This festival happens once a year, a few days long. I don’t know exactly what they’re celebrating, but there’s a black Jesus and a bunch of people crawl down the only two-lane road on their hands and knees. That effectively blocks all traffic, down the lonely road upon which there is access to Panama City. This interferes with my plans, and therefore makes this particular religious holiday especially dumb.
Since I couldn’t just leave Josh in Panama City with over 250 pounds of oversized baggage, I took the opportunity to jump in a taxi and have a local navigate this festival. Then I arranged for Josh to be picked up at Tocumen Airport and dropped off at a ratty (but cheap) hotel in Panama City – where I’d be waiting. Done.
I arrived a night before Josh. I had a couple of things set up with local friends. All of these things involved a bar. So, when I woke up the next morning a little hungover I was hardly surprised. But I only realized the extent of my adventures the previous evening, when I walked downstairs and the front desk attendant and bag-boy gave me some sheepish looks. Apparently, it had been a good night.
Josh arrived. Turns out he’s a young dude, ex-military, with long blonde hair and tattoos. We have some stuff in common. After the standard small talk we went and grabbed a beer. We both share a distinct distaste for the state of Western Civilization. I call it White Picket Death. White Picket Hell might be a little more accurate. You get the point.
The next day I’d arranged a taxi to pick me up and squire me about town on the hunt for solar panels, 15 new batteries, marine wiring, and a host of other hard-to-find boat parts. The taxi I’d arranged bailed. He set up someone else to pick me up. She was horrible.
This remarkably unpleasant lady agreed to $15/hour. Assured us it would be less than $100 per day. Then she proceeded to explain that she needed to do many family errands. We were done by 5PM, but it was a long day. When she dropped us off at the hotel – she told us she needed $180. Bullshit, says I. No chance.
She threatens to call the cops.
I tell her my room number, ask her to call the cops and send them to my room – I’m tired.
After dropping off all the day’s trophies (boat parts) in the room, I headed back downstairs. The cabbie is still there, yelling Spanish into her phone. I tell her I’m headed to the bar – she can send the police there, but I need a beer and some food. I’m long past stressing out when people try to rip me off.
After all of her shenanigans, she agreed to $80. I made sure that she wouldn’t get any more gringo business. Another example of the constant fight against the Gringo Tax.
The next day I had another taxi driver (with a pickup truck) arranged to drive us back to Puerto Lindo.
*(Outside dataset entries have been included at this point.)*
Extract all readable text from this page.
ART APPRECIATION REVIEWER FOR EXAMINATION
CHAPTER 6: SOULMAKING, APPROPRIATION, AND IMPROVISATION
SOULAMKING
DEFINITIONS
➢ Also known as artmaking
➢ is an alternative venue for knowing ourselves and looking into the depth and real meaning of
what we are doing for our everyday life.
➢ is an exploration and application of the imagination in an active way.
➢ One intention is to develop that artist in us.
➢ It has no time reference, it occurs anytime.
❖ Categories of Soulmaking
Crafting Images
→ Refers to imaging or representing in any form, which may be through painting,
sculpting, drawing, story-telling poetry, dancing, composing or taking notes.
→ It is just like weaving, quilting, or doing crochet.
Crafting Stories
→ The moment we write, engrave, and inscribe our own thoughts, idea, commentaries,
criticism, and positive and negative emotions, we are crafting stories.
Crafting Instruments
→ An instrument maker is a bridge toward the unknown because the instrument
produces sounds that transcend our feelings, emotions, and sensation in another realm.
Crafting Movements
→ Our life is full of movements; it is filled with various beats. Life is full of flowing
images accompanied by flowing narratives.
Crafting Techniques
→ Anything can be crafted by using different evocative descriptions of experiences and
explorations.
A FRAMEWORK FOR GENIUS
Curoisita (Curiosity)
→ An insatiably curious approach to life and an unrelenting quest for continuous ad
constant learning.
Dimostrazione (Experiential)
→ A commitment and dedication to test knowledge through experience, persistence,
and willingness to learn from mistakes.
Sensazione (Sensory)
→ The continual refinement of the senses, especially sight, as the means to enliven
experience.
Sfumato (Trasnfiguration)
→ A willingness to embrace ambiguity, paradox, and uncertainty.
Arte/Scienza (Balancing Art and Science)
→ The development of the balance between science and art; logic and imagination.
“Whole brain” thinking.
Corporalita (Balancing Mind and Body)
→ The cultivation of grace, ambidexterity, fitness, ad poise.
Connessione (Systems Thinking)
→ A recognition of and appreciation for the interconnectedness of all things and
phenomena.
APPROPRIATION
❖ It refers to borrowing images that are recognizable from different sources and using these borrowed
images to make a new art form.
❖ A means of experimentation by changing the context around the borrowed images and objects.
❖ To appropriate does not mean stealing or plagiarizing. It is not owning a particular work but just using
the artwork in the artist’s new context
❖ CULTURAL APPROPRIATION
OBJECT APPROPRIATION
That was a fair drive. Especially considering the poor guy would be hauling 15 oversize batteries, 4 large solar panels, 250 pounds of dive gear, and two gringos.
He picked us up from the hotel expecting to drive straight to Puerto Lindo. But we needed to pick up those batteries. And those solar panels. So we did. He was a little stressed, but we made it out of the city before noon. That’s success.
We made it more than halfway without issue. I was feeling pretty good about things. We didn’t accomplish all of the goals – but we managed to get the big-ticket stuff; I had my new crew and his bags, we had the solar panels/batteries, and we were almost home.
Then I heard our cab driver curse in a couple of languages. Shit. He ruined his clutch. We tried to get him to his house in Colon, but halfway up a hill his truck completely crapped-out. No bueno. We couldn’t push with nearly a ton of gear (literally) in the back of his truck.
Long story short (after the long story, of course): we transferred all the gear/parts out of the broken truck to another taxi. Then we pulled the broken taxi to the taxi-driver’s house. Then we continued to Puerto Lindo. Then we unloaded all the crap into a launcha (panga, if you’re more familiar to the Mexican terminology). Then we unloaded it all onto my catamaran. The additional weight dropped S/V NOMAD an inch in the water. Christo Negro.
Then we found that my dinghy’s gas tank had been stolen. It doesn’t take them long to steal your stuff around here. And it’s a great reminder that I need to leave this thieving little village sometime soon. Luckily I had a spare onboard, so we weren’t completely stranded.
We ate and drank at Han’s little restraunt/bar. Rob and Laurie invited us for drinks. I finished off the Scotch onboard. Then had a cigar. In this States, this could have qualified as a disaster of a trip. In Panama, it was an epic success. Josh got settled in and found a thousand different places to sleep onboard. We had a good night.
Of course, the real work had only just begun.